Beauty around the Bend at reborn CrossCreek Golf Club
Be mindful of your definitions at CrossCreek GC in SoCal’s Temecula Valley.
Described as “Pristine Golf” on the course card and accompanying literature, the Arthur Hills-designed grounds aren’t your spotless, white table cloth version of pristine, but rather an awesome embrace of the word’s unspoiled meaning.
Opened in 2001, the public course enjoyed a stated debut before – akin to myriad courses around the nation – falling into some disrepair around the sophomore decade of the New Millennium.
“When we opened, the ownership was very committed at the time,” says Dave Garner, director of golf at CrossCreek. “Our second owner came in around 2007 and, unfortunately, their financial situation took a hit and the golf course did go through a few years of not being taken care of well. But when our current owner, the (O.C.-based) Gil family, came in 2011, they were very committed to bring the course back to its original intentions.”
Such newfound belief in the sprawling, bucolic layout sees CrossCreek on the upswing. Host to a cache of competitive, regional tournaments (PGA TOUR pre-qualifying, PGA TOUR Champions qualifying, Pepsi Tour, SCPGA and SCGA events all among them), the buoy of the Gils now finds the Creek awash in activity.
Complementing a modestly-priced rack rate, the rolling natural terrain enjoyed the addition of on-site vineyards in recent years. And while the comely grounds eye enhanced home development in the future, any additional houses added to the property would, like its current residences, observe the routing from the bluffs high above the fairways.
“What the designer is known for is courses set into a natural, environmental setting,” Garner details. “So, when you come out here, you feel you’re away from the craziness and hustle of the world. There’s no noise here, no homes, and that can be unique for a public golf course.”
Even before placing tee to turf, arrival to the course sets the CrossCreek tone.
“There’s a real sense of isolation here, and there’s not a feel of repeating holes,” adds Garner. “Even from when you first drive in here, yeah, we’re just six miles from the freeway, but you might feel like you’re going way back into the deeper part of the hills.”
Coupled with the sweet solitude, CrossCreek’s par 71 card is drawn with some true demands across its nearly 6,800 yards from the tips. Newcomers will want to invest in a yardage book to navigate the attractive, albeit ceaseless, sycamore and oak tree tee-routing.
“The first time you play, there are some tees boxes which have a little of that ‘narrowing’ effect,'” says Garner. “It can be somewhat intimidating, but the more you get to know this course, the more you’ll realize that despite that narrow look, the landing areas are actually pretty generous.”

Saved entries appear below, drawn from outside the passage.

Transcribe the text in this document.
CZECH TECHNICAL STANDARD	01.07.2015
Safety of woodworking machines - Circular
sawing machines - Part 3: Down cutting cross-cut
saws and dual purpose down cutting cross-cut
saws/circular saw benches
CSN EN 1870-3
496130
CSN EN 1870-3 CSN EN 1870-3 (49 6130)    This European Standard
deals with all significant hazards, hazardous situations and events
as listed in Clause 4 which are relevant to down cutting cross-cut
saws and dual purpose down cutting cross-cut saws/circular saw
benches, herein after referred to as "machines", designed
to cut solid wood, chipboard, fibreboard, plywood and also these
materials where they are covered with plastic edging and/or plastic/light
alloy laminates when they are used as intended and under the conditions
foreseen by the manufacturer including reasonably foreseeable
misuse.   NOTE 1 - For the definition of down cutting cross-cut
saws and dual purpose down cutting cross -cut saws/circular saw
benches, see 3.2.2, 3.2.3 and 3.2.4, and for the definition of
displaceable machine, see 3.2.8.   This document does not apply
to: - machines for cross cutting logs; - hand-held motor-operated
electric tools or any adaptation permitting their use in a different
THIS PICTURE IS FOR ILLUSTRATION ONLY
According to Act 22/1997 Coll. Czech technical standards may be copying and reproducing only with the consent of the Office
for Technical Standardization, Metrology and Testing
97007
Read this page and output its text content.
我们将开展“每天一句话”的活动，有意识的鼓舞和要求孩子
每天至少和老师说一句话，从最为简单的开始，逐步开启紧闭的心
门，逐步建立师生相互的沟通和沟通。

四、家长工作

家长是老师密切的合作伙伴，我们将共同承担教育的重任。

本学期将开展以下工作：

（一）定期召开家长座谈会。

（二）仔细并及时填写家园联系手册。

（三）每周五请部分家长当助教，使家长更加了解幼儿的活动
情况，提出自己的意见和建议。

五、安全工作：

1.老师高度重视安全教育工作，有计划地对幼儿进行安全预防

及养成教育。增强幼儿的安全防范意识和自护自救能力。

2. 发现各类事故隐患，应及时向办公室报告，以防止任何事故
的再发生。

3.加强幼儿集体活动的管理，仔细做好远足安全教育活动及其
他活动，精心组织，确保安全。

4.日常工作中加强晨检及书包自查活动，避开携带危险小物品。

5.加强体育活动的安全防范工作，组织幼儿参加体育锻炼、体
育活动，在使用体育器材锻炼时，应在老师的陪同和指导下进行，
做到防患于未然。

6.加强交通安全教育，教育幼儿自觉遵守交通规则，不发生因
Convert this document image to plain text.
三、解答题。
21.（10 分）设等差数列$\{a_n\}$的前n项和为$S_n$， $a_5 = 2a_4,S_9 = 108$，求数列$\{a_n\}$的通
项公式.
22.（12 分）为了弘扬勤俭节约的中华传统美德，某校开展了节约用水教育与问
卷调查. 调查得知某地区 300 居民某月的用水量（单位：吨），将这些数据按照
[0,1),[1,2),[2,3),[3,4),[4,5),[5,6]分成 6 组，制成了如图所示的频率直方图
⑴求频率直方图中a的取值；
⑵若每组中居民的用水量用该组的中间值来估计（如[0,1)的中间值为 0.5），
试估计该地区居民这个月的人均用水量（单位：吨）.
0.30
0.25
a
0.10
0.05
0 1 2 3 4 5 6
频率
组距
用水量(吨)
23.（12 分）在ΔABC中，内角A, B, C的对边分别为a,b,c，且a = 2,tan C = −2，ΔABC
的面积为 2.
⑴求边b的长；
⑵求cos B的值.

True to Garner’s description, holes enjoy individuality across the course. And while the terrain finds enhanced demands across the undulations of the latter nine, the front side proves gorgeous and getable, highlighted by a run on Nos. 5-7, where the 537-yard par-5 seventh plays with superb bunker and vineyard lining all along the left side.
For what Hills later accomplished in his nearby, stunning Journey at Pechanga design in 2007, the CrossCreek play provides a setting which proves more rustic, intimate and untouched.
And with the prospect of enhanced vineyards (and perhaps even a future winery) upon the property, it’s a course you’ll want to drink in full.